Black Wall Street

Untold U.S. History-The Tulsa Race Massacre

Black Wall Street

Black Wall Street

Untold U.S. History-The Tulsa Race Massacre

Image Source — https://publicdomainreview.org/ Sifting through the ruins of Greenwood’s Gurley Hotel, a photograph by Reverend Jacob H. Hooker, a survivor of the massacre, whose photography studio was burned down and never rebuilt Date 1921-Image is in The Public Domain

We don’t all have the same starting point in the race for financial success. Some folk who are geniuses are born into families with the means to let them put their ideas to the test, while others are born into situations where their only job opportunity is to work a job that just allows them to subsist.

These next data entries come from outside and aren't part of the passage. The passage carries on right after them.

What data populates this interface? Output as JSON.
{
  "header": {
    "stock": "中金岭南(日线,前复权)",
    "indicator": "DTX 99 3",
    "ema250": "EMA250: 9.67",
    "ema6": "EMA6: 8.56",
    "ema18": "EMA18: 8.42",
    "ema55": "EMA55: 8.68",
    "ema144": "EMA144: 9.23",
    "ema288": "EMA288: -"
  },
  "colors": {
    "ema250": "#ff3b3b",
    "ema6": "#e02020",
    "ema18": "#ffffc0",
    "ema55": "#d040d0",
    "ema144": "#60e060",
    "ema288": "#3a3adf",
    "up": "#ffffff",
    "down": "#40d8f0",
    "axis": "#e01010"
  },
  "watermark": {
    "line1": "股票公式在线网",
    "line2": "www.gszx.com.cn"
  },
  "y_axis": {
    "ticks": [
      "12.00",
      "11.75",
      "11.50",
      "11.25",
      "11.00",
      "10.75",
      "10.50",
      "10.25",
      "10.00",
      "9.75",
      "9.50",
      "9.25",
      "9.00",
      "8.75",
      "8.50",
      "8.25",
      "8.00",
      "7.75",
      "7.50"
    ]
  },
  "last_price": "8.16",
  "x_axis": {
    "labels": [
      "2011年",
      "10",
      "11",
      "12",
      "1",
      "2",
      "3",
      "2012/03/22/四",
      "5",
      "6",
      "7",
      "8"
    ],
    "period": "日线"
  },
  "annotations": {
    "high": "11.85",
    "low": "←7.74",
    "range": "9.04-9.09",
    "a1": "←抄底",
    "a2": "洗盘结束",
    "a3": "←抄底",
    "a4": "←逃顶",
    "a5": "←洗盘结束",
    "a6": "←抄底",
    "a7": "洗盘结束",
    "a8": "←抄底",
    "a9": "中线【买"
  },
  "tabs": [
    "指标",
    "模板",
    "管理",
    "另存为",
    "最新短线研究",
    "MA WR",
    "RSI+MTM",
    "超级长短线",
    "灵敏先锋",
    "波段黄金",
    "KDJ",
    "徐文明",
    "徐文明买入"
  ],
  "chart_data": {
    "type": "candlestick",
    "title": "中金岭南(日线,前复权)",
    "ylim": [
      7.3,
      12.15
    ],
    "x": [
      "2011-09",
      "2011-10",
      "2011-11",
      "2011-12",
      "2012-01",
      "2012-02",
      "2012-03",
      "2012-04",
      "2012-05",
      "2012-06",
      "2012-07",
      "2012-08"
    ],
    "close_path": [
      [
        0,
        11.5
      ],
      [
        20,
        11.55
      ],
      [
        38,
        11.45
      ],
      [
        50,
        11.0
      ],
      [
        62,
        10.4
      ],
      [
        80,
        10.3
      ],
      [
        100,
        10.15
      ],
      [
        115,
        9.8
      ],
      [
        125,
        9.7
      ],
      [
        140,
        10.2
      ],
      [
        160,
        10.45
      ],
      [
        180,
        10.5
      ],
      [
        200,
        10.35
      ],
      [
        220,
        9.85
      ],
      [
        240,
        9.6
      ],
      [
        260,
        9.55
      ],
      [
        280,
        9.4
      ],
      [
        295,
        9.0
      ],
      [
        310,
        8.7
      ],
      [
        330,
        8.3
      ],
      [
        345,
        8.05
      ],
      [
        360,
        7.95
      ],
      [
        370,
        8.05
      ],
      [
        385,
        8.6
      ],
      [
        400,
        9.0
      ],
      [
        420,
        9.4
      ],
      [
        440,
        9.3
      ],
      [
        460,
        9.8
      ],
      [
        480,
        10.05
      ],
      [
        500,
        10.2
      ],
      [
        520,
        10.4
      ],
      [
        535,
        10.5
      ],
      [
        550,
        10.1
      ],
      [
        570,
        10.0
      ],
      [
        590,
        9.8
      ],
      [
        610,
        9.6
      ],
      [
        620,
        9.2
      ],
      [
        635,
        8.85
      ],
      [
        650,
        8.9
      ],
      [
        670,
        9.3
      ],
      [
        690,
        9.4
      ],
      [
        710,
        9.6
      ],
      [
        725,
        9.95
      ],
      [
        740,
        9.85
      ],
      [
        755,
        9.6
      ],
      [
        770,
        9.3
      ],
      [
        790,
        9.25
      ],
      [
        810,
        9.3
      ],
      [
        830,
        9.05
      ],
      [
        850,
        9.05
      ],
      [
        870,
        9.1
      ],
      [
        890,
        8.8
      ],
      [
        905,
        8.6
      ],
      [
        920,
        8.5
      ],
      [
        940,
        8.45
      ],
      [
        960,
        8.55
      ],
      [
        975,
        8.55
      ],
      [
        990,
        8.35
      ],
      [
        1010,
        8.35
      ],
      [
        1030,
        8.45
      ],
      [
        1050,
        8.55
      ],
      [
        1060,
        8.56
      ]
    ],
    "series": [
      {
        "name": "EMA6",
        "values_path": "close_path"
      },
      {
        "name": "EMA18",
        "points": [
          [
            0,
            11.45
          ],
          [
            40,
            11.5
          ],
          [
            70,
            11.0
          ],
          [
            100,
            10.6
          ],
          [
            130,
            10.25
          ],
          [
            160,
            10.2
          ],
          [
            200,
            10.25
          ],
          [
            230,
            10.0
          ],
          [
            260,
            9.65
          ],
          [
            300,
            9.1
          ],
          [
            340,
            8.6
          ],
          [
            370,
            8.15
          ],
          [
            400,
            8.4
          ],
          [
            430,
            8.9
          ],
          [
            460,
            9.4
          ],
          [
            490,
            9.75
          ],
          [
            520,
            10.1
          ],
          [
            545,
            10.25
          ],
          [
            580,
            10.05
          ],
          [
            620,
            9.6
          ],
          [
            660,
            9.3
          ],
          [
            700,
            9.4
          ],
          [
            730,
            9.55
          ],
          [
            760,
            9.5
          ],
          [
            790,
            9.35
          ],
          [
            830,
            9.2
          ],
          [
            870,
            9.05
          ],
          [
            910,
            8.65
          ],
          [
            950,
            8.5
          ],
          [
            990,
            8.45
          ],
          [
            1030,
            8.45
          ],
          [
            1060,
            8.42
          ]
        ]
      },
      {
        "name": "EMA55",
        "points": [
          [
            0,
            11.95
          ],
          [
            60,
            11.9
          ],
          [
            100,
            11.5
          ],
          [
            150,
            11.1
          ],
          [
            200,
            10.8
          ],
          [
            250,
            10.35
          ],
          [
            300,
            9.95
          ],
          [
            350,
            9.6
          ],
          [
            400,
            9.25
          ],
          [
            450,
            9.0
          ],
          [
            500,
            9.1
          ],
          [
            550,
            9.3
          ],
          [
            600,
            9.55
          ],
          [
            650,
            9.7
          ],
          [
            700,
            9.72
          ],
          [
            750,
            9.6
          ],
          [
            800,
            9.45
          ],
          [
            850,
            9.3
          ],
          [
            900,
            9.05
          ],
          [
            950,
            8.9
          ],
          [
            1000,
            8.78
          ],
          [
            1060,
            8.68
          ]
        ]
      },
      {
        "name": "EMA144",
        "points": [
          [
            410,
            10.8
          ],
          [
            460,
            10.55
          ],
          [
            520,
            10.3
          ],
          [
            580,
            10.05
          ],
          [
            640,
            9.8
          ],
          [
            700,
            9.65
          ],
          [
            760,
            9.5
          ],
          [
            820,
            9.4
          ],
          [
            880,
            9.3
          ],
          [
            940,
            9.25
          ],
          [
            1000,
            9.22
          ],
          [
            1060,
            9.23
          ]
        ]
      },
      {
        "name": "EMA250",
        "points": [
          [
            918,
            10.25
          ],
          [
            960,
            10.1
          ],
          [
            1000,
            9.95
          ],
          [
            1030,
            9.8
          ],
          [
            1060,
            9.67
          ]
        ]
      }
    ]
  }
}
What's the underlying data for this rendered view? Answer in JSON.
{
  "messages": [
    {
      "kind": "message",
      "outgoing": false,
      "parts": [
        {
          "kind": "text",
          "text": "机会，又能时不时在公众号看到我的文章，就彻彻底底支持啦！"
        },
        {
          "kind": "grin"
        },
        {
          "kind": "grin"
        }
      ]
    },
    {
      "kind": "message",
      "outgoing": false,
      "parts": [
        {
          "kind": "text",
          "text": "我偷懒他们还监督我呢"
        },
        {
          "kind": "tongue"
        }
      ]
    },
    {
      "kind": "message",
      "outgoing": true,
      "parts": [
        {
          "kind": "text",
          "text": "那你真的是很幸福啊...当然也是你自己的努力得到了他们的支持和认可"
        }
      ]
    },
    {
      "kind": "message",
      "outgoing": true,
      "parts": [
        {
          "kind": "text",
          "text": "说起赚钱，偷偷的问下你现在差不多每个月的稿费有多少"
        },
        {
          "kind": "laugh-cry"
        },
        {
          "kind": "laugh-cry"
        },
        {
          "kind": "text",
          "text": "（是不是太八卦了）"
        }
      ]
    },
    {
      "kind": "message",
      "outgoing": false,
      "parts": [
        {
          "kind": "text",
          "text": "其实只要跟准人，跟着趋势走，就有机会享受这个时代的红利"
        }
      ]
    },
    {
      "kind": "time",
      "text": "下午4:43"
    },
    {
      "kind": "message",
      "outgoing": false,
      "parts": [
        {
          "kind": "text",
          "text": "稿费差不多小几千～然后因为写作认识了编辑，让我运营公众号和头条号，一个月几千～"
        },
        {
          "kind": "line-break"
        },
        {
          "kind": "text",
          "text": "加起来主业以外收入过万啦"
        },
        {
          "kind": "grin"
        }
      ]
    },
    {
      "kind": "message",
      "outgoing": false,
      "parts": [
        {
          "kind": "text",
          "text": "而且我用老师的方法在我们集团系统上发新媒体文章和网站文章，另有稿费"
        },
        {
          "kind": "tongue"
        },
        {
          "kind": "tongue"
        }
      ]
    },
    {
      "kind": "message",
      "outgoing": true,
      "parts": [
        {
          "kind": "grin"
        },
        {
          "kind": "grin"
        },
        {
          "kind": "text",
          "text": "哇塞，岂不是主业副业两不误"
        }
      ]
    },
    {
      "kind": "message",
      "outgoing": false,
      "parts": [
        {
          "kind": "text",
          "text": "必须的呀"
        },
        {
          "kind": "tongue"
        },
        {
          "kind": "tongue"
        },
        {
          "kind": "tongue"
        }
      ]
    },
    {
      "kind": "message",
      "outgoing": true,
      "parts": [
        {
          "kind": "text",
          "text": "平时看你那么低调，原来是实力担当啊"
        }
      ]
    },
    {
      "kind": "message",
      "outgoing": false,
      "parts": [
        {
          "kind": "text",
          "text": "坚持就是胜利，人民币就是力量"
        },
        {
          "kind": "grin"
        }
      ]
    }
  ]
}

“I am, somehow, less interested in the weight and convolutions of Einstein’s brain than in the near certainty that people of equal talent have lived and died in cotton fields and sweatshops”.-Stephen Jay Gould

There is just as much of a certainty surrounding the effects of generational poverty as there is generational wealth.

A simple example is to think about a scenario where two kids of equal intelligence and ambition both decide to attend college. One is born into wealth with the connections that come along with that, and the other into poverty.

The one with connections is way more likely to get accepted into a better college and won’t have the burdens of student loan debt hanging over them at graduation, and for years to come.

These two factors alone give the wealthy kid a much better life trajectory financially, and these are two factors that have nothing to do with their own merit, just the random luck of being born into a wealthy family.